Too Good To Go allows customers to purchase surprise bags of leftovers and surplus food from restaurants, convenience stores, and grocery stores at steeply discounted prices. You can get a bag of food for $4 to $6, and part of the fun is not knowing exactly what you'll get from each spot. Though you don't get to control what you order, it's an affordable way to grab a meal, and restaurants get to recoup at least a little bit of cash from product that would otherwise have ended up in a dumpster.

We tried using the app and managed to score quite a haul, but as you can imagine, your mileage can vary greatly. Depending on the day and the restaurant's inventory, you might receive anything from stale, day-old doughnuts or a generous pile of perfectly good barbecue. But if you really want to use the app to get the most quality food for the least money, listen to the seasoned experts over on Reddit.

How Reddit helps you score cheap and delicious food

When in doubt, turn to crowdsourcing. Eater Chicago recently delved into the endless hunt for the best Too Good To Go deals here in our city; it's a great piece, and it's an interesting read even if you aren't from Chicago. Eater found that a lot of people are navigating the app not only by consulting the in-app star rating of each restaurant, but also looking for valuable intel on Reddit.

The Too Good To Go subreddit features customers' successes at different establishments. Users will post photos of what they got at each spot, some of which show impressive quantities of good-looking stuff. Most users include how much each purchase cost in the title of the post (such as this one), and many will weigh in on how the deal ultimately tasted.

While a lot of the information also comes from international Reddit users (Too Good To Go is a Danish app that initially launched in Europe), if you do a simple subreddit search for your city's name, you might find that someone has posted about a place near you. Combine that information with a pretty reliable star rating (superfans say anything closest to five stars is ideal, but not less than 4.5), it's much more likely you'll hit something good.

Timing is everything

The thing is, if you're trying to hawkeye a particular restaurant's Too Good To Go offering, you might have competition—chances are a lot of other users want that stuff too. Most restaurants only release a few bags, usually at the end of the night, so that five-star restaurant near you is likely to sell out of its goodies almost instantaneously.

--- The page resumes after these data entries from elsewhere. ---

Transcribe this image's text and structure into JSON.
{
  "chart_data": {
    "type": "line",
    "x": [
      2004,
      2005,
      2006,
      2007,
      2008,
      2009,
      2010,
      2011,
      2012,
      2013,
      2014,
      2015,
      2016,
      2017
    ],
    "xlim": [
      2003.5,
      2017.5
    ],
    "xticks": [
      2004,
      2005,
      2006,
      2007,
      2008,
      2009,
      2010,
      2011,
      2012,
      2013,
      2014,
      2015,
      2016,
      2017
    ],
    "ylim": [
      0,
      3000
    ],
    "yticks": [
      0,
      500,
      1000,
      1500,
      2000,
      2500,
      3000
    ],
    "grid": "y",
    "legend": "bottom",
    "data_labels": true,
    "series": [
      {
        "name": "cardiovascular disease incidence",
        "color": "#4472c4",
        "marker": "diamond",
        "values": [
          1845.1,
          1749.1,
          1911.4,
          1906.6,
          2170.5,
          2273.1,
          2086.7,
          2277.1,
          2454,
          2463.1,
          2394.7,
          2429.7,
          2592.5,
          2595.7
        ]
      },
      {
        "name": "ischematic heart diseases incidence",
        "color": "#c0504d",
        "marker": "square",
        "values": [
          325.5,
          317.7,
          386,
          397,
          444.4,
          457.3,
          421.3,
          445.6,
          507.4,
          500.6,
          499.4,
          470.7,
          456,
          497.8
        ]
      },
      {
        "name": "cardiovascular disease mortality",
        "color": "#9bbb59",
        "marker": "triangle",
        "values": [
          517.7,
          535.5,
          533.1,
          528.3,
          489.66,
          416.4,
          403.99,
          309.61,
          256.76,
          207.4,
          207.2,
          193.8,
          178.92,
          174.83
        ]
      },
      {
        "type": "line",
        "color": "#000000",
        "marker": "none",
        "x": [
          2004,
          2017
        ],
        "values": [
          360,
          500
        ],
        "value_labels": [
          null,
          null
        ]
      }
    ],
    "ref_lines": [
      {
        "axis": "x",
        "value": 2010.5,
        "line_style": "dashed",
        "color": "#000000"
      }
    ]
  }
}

Eater Chicago explains that some enthusiasts even set phone alarms reminding them to open the app for certain restaurant drops. And even getting a bag that way isn't guaranteed. But hey, as any Too Good To Go expert could tell you, half the joy is in the thrill of the hunt.

If you've got a little bit of extra time today and the idea of cheap restaurant food sounds intriguing to you, read the Eater Chicago article to see how TGTG superusers are getting the most mileage out of their pocket change. There are some pretty great tips in there; you can potentially score a bunch of food for dirt cheap, and you can pat yourself on the back for helping a restaurant put its excess food to use.